また壁の腐食や大きな穴も修繕工事が必要となりますので、このレベルの汚れや破損であれば業者に依頼するか、大家と話し合い相応の費用を負担することも必要になります。
原状回復に伴う費用の支払い方法と修繕費について
基本的には敷金が修繕費(掃除代)に使われる
入居前に敷金を1~2ヶ月分支払った記憶がある人も多いと思いますが、敷金を集めるのはなぜでしょうか。
それは退去時などの掃除費用等に敷金を充当するためであり、敷金は退去後、大家がハウスクリーニングやリフォームする際の修繕費用として使用されます。
敷金が余れば貸主から還付される
敷金は修繕費のために事前に集めたお金です。
そのため修繕費が敷金以内で収まれば、差額金額は返金されます。
修繕費の金額については、退去後ハウスクリーニングが終わった段階で、貸主から連絡があります。

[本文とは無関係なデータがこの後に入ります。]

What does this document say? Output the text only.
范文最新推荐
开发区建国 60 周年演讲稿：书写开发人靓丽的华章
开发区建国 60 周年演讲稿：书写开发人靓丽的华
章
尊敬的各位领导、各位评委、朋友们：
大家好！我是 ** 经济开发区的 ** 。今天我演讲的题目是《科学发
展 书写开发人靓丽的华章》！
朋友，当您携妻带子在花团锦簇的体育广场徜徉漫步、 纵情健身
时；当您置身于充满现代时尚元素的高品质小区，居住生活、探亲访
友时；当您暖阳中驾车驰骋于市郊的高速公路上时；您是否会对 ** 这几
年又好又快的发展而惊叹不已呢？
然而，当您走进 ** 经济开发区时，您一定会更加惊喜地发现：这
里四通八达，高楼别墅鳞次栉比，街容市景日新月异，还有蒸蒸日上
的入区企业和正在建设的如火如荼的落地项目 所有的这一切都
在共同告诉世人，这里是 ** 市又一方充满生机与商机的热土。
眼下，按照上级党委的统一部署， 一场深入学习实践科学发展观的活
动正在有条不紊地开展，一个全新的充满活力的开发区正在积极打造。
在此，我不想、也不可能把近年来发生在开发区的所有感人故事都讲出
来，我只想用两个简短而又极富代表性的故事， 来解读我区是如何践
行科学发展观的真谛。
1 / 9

筆者の経験上、一人暮らしの家の修繕費は3~4万円程度であることが多く、もし敷金をその金額以上納付している場合は差額が返還されます。
敷金6万円、修繕費4万円の場合
6万円 – 4万円 = 2万円 が返却される!
敷金がまったく戻らないときは、ハウスクリーニング代の領収書など証拠となるものを提示してもらい、修繕費として使わなかったお金は返してもらいましょう。

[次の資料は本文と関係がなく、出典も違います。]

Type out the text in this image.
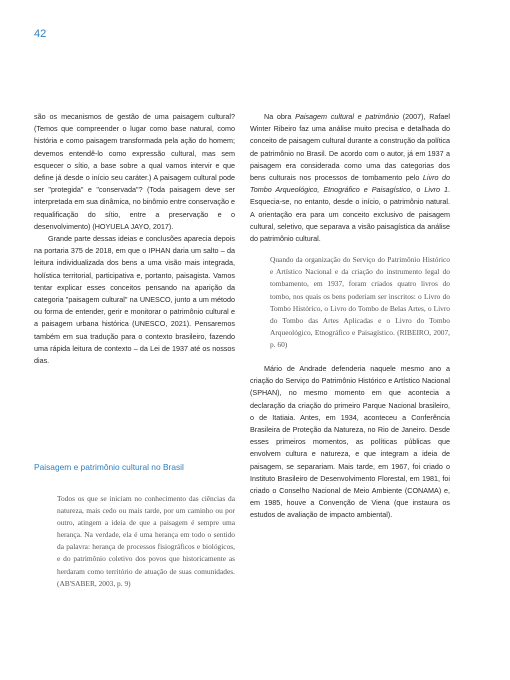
42

são os mecanismos de gestão de uma paisagem cultural? (Temos que compreender o lugar como base natural, como história e como paisagem transformada pela ação do homem; devemos entendê-lo como expressão cultural, mas sem esquecer o sítio, a base sobre a qual vamos intervir e que define já desde o início seu caráter.) A paisagem cultural pode ser "protegida" e "conservada"? (Toda paisagem deve ser interpretada em sua dinâmica, no binômio entre conservação e requalificação do sítio, entre a preservação e o desenvolvimento) (HOYUELA JAYO, 2017).

Grande parte dessas ideias e conclusões aparecia depois na portaria 375 de 2018, em que o IPHAN daria um salto – da leitura individualizada dos bens a uma visão mais integrada, holística territorial, participativa e, portanto, paisagista. Vamos tentar explicar esses conceitos pensando na aparição da categoria "paisagem cultural" na UNESCO, junto a um método ou forma de entender, gerir e monitorar o patrimônio cultural e a paisagem urbana histórica (UNESCO, 2021). Pensaremos também em sua tradução para o contexto brasileiro, fazendo uma rápida leitura de contexto – da Lei de 1937 até os nossos dias.

Paisagem e patrimônio cultural no Brasil

Todos os que se iniciam no conhecimento das ciências da natureza, mais cedo ou mais tarde, por um caminho ou por outro, atingem a ideia de que a paisagem é sempre uma herança. Na verdade, ela é uma herança em todo o sentido da palavra: herança de processos fisiográficos e biológicos, e do patrimônio coletivo dos povos que historicamente as herdaram como território de atuação de suas comunidades. (AB'SABER, 2003, p. 9)

Na obra Paisagem cultural e patrimônio (2007), Rafael Winter Ribeiro faz uma análise muito precisa e detalhada do conceito de paisagem cultural durante a construção da política de patrimônio no Brasil. De acordo com o autor, já em 1937 a paisagem era considerada como uma das categorias dos bens culturais nos processos de tombamento pelo Livro do Tombo Arqueológico, Etnográfico e Paisagístico, o Livro 1. Esquecia-se, no entanto, desde o início, o patrimônio natural. A orientação era para um conceito exclusivo de paisagem cultural, seletivo, que separava a visão paisagística da análise do patrimônio cultural.

Quando da organização do Serviço do Patrimônio Histórico e Artístico Nacional e da criação do instrumento legal do tombamento, em 1937, foram criados quatro livros do tombo, nos quais os bens poderiam ser inscritos: o Livro do Tombo Histórico, o Livro do Tombo de Belas Artes, o Livro do Tombo das Artes Aplicadas e o Livro do Tombo Arqueológico, Etnográfico e Paisagístico. (RIBEIRO, 2007, p. 60)

Mário de Andrade defenderia naquele mesmo ano a criação do Serviço do Patrimônio Histórico e Artístico Nacional (SPHAN), no mesmo momento em que acontecia a declaração da criação do primeiro Parque Nacional brasileiro, o de Itatiaia. Antes, em 1934, aconteceu a Conferência Brasileira de Proteção da Natureza, no Rio de Janeiro. Desde esses primeiros momentos, as políticas públicas que envolvem cultura e natureza, e que integram a ideia de paisagem, se separariam. Mais tarde, em 1967, foi criado o Instituto Brasileiro de Desenvolvimento Florestal, em 1981, foi criado o Conselho Nacional de Meio Ambiente (CONAMA) e, em 1985, houve a Convenção de Viena (que instaura os estudos de avaliação de impacto ambiental).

ちなみに借り主、貸主が修繕費を負担する部分は下記の通りです。
借主側が負担する修繕費用(有料)
- 壁や床の大きなキズやシミ
- 水回りの酷いカビや汚れ
- 台所の酷い油汚れ
- 壁の穴(画鋲等による穴は除く)
- タバコのヤニによる汚れ
貸主側が負担する修繕費用(無料)
- 画鋲等による穴
- 老朽に伴う劣化
- 通常使用した範囲内の汚れ(軽い壁の汚れ等)
- 通常使用した範囲内のキズ(フローリングに多少キズが付いた等)
- フローリングのワックス
敷金の金額で修繕費が足りなければ追加請求される可能性も
敷金は家賃1か月分が一般的な相場であり、クリーニングだけならその金額で補えます。
ただ大きなキズや破損、カビなどが合った場合には、大がかりな修繕が必要となりますので、敷金の金額では間に合いません。

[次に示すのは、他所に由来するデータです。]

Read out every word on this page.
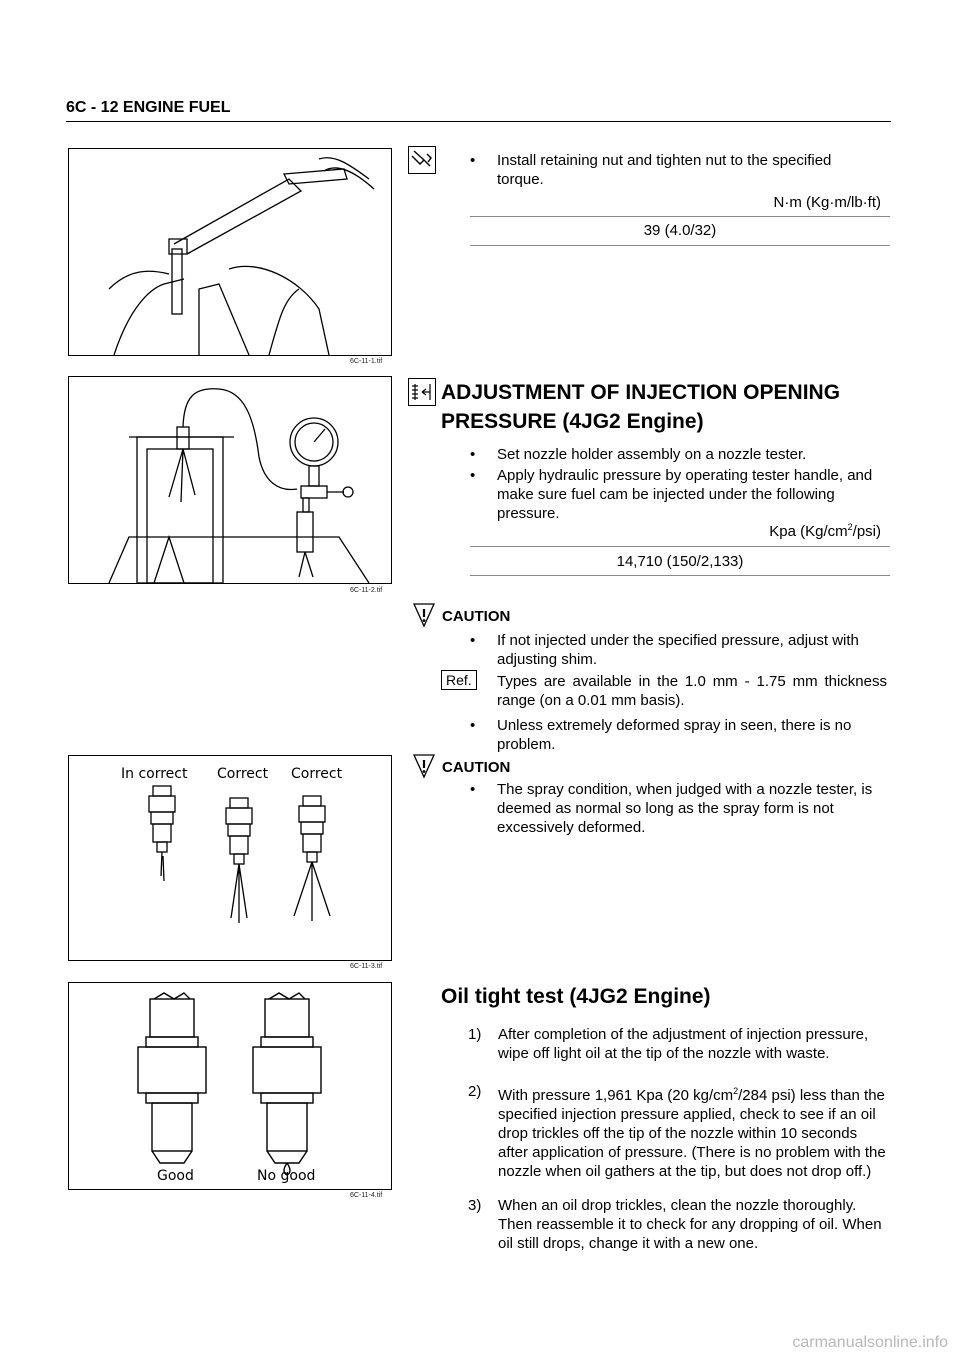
6C - 12 ENGINE FUEL
6C-11-1.tif
• Install retaining nut and tighten nut to the specified torque.
N·m (Kg·m/lb·ft)
39 (4.0/32)
6C-11-2.tif
ADJUSTMENT OF INJECTION OPENING
PRESSURE (4JG2 Engine)
• Set nozzle holder assembly on a nozzle tester.
• Apply hydraulic pressure by operating tester handle, and make sure fuel cam be injected under the following pressure.
Kpa $(Kg/cm^2/psi)$
14,710 (150/2,133)
CAUTION
• If not injected under the specified pressure, adjust with adjusting shim.
Ref.	Types are available in the 1.0 mm - 1.75 mm thickness range (on a 0.01 mm basis).
• Unless extremely deformed spray in seen, there is no problem.
In correct Correct Correct
6C-11-3.tif
CAUTION
• The spray condition, when judged with a nozzle tester, is deemed as normal so long as the spray form is not excessively deformed.
Good	No good
6C-11-4.tif
Oil tight test (4JG2 Engine)
1) After completion of the adjustment of injection pressure, wipe off light oil at the tip of the nozzle with waste.
2) With pressure 1,961 Kpa (20 $kg/cm^2/284$ psi) less than the specified injection pressure applied, check to see if an oil drop trickles off the tip of the nozzle within 10 seconds after application of pressure. (There is no problem with the nozzle when oil gathers at the tip, but does not drop off.)
3) When an oil drop trickles, clean the nozzle thoroughly. Then reassemble it to check for any dropping of oil. When oil still drops, change it with a new one.
carmanualsonline.info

なので敷金で足りなかった分の費用については、追加で貸主から請求される可能性もあります。
一方で、高額な修繕費を請求された場合、その金額が適切であるか確認する必要があります。
修繕費の根拠を提示してもらい、納得できない金額であれば消費者センターなどに相談するのも選択肢です。
なお敷金の取り扱いについては、契約書に記載があるかどうかも含めて、しっかりと確認してください。
引越し前の掃除のまとめ
引越しで、賃貸物件から退去する際の掃除についてのまとめです。
- 原状回復が原則
- 通常の生活による劣化は問題なし
- カビやキズには要注意
- 修繕費は敷金でまかなわれる
- 賃貸契約書は確認すること
退去時の修繕費については、賃貸物件で問題になりやすいポイントの一つです。
不動産賃貸業者が仲介している場合には、比較的トラブルが少ないですが、対応が悪い不動産業者もありますので、十分に注意してください。